Charles Peace: King of the Cat Burglars
Despite his frequent terms of imprisonment and lack of a stable home life, Peace enjoyed the unquestioning loyalty of his wife, the former Hannah Ward, a widow with a son from her previous marriage. Over the course of their marriage, Hannah presented Charles with a daughter and a son, who died in infancy while Peace was incarcerated. It was the tradition of Peace's family to compose small poems in honor of the deceased members of the family, which Charlie did about the son he never saw: "Farewell, my dear son, by us all beloved, Thou art gone to dwell in the mansions above. In the bosom of Jesus Who sits on the throne Thou art anxiously waiting to welcome us home."
In 1875, Charles Peace was released from Wakefield Jail and with his family moved to the village of Darnell, outside Sheffield, where a series of unfortunate incidents would unfold and eventually lead him to the gallows.
Charlie had the misfortune of coming to town at about the same time the village welcomed its new vicar, the Rev. J.H. Littlewood, formerly the prison chaplain at Wakefield. Littlewood recognized Peace and knew his history, but Peace proclaimed that he was now on the straight and narrow path.
"Have mercy on me and my family," Hall records Peace as begging. "I've completely reformed. I'm going straight and trying to build a new life."
The parson agreed to give Peace a chance provided that he not miss a single Sunday service. During his time as a member of Littlewood's parish, Charlie was the model of decorum. He led the Bible school and was a frequent contributor to the church. What Littlewood didn't know was that the source of Charlie's largess was the surrounding community.
In Darnell, the Peace family lived near Mr. Arthur Dyson, an American civil engineer and his English wife, Katherine. "Mrs. Dyson is described as an attractive woman, 'buxom and blooming'; she was dark-haired, and about twenty-five years of age," Irving writes.

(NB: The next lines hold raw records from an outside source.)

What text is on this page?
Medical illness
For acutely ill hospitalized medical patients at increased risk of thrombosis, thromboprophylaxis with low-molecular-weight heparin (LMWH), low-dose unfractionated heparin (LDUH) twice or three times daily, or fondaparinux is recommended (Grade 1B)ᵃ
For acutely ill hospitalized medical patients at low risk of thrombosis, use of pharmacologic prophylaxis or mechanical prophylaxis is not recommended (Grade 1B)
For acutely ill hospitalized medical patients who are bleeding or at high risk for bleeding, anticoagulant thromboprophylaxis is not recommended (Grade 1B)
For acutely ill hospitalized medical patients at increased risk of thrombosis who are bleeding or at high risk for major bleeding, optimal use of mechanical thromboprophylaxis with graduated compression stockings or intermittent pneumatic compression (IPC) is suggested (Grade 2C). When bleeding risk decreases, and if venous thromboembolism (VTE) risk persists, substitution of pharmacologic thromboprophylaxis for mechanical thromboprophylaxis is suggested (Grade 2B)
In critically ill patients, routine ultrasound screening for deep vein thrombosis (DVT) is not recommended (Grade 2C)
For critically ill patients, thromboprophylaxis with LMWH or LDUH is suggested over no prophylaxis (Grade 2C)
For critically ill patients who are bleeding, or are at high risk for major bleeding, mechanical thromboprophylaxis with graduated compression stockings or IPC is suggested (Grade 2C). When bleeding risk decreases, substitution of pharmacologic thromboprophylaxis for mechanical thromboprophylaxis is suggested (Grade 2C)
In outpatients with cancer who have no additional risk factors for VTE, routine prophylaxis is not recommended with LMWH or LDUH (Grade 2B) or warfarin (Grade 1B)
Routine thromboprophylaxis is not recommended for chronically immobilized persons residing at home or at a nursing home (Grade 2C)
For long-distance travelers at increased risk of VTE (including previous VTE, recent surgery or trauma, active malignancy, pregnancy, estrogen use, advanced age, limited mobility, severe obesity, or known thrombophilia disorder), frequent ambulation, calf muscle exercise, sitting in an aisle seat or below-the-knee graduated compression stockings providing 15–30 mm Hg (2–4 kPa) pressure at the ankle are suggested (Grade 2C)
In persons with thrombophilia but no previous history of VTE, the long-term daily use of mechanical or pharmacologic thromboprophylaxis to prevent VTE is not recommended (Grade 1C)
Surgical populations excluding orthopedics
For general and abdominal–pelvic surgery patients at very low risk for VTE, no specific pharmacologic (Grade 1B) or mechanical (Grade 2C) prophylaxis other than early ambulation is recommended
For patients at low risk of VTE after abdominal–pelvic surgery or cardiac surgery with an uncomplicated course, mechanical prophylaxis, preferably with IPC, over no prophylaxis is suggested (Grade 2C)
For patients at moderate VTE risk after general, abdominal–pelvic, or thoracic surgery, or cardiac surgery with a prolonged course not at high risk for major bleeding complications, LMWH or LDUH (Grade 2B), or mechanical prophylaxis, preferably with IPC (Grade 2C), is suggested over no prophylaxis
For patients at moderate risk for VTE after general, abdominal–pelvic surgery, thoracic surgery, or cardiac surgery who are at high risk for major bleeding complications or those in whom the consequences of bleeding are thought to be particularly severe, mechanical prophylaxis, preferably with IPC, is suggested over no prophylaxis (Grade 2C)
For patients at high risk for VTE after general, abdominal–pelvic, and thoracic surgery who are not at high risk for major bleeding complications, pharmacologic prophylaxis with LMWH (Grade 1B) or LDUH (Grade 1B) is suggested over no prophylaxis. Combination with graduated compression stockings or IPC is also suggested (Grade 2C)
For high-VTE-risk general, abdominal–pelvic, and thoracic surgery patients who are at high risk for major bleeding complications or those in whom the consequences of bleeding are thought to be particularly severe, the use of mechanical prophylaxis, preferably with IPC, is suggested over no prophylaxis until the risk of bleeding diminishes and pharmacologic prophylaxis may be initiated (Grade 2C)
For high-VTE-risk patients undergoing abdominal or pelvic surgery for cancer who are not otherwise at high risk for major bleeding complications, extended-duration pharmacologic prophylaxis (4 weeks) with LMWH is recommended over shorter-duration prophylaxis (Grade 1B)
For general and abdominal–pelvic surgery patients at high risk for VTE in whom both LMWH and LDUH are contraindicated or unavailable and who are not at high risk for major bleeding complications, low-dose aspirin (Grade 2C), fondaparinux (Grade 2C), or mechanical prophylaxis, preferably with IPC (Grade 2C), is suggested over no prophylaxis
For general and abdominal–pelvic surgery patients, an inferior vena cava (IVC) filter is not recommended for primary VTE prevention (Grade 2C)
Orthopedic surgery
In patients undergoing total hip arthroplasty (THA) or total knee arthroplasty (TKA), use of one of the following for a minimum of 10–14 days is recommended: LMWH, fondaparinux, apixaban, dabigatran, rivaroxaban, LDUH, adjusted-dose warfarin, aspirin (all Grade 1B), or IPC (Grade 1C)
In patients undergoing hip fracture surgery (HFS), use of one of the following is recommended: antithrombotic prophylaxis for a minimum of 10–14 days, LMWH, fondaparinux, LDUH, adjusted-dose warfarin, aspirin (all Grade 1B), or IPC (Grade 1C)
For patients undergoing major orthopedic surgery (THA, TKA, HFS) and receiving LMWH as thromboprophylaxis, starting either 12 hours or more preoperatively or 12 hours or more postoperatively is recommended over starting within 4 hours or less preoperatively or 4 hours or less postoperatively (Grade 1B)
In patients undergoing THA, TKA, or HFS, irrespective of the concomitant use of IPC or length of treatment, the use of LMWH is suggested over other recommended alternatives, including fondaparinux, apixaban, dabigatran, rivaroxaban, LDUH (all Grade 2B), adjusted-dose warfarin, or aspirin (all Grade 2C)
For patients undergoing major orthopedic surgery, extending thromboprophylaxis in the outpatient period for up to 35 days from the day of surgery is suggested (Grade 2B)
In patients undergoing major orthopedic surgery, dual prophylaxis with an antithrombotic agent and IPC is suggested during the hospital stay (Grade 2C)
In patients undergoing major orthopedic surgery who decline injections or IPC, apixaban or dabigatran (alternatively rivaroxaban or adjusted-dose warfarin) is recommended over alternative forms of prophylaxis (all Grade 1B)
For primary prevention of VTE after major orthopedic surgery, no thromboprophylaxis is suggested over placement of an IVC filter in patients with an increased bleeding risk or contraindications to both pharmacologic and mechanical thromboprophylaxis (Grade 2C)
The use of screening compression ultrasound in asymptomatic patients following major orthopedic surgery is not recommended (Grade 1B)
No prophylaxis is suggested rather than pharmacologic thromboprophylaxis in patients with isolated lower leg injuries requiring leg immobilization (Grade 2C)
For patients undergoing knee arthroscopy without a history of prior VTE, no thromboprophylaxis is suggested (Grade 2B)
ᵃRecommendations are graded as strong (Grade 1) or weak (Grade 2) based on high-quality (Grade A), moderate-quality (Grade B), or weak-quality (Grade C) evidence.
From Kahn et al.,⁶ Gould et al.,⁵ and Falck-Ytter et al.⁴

Surprisingly, the 6-foot-5-inch Dyson was no match for the diminutive Peace, and Charlie, who apparently had a roving eye, soon became enamored of Katherine. The extent of their relationship remains in dispute to this day, with Peace swearing as he readied himself for the hangman, that Katherine Dyson was at one time his mistress. Mrs. Dyson, for her part absolutely refused to admit anything other than an innocent friendship with the burglar.
For a time, the two kept company, with Peace escorting Mrs. Dyson to the various public houses around Sheffield. Charlie and Katherine posed for a photograph together at a fair, a disputed event that would come up later at Peace's last trial. He claimed the portrait proves there was more to their relationship than mere friendship, while she testified that Peace managed to "drop" into the picture at the last moment evidence of his unhealthy attachment.
"There was no question that on one occasion Peace and Mrs. Dyson had been photographed together, that he had given her a ring, and that he had been in the habit of going to music halls and public-houses with Mrs. Dyson, who was a woman of intemperate habits," Irving wrote.
Whether there was an affair or not, whatever relationship did exist between Peace and the Dysons soured during the summer of 1875, and the end result would be murder.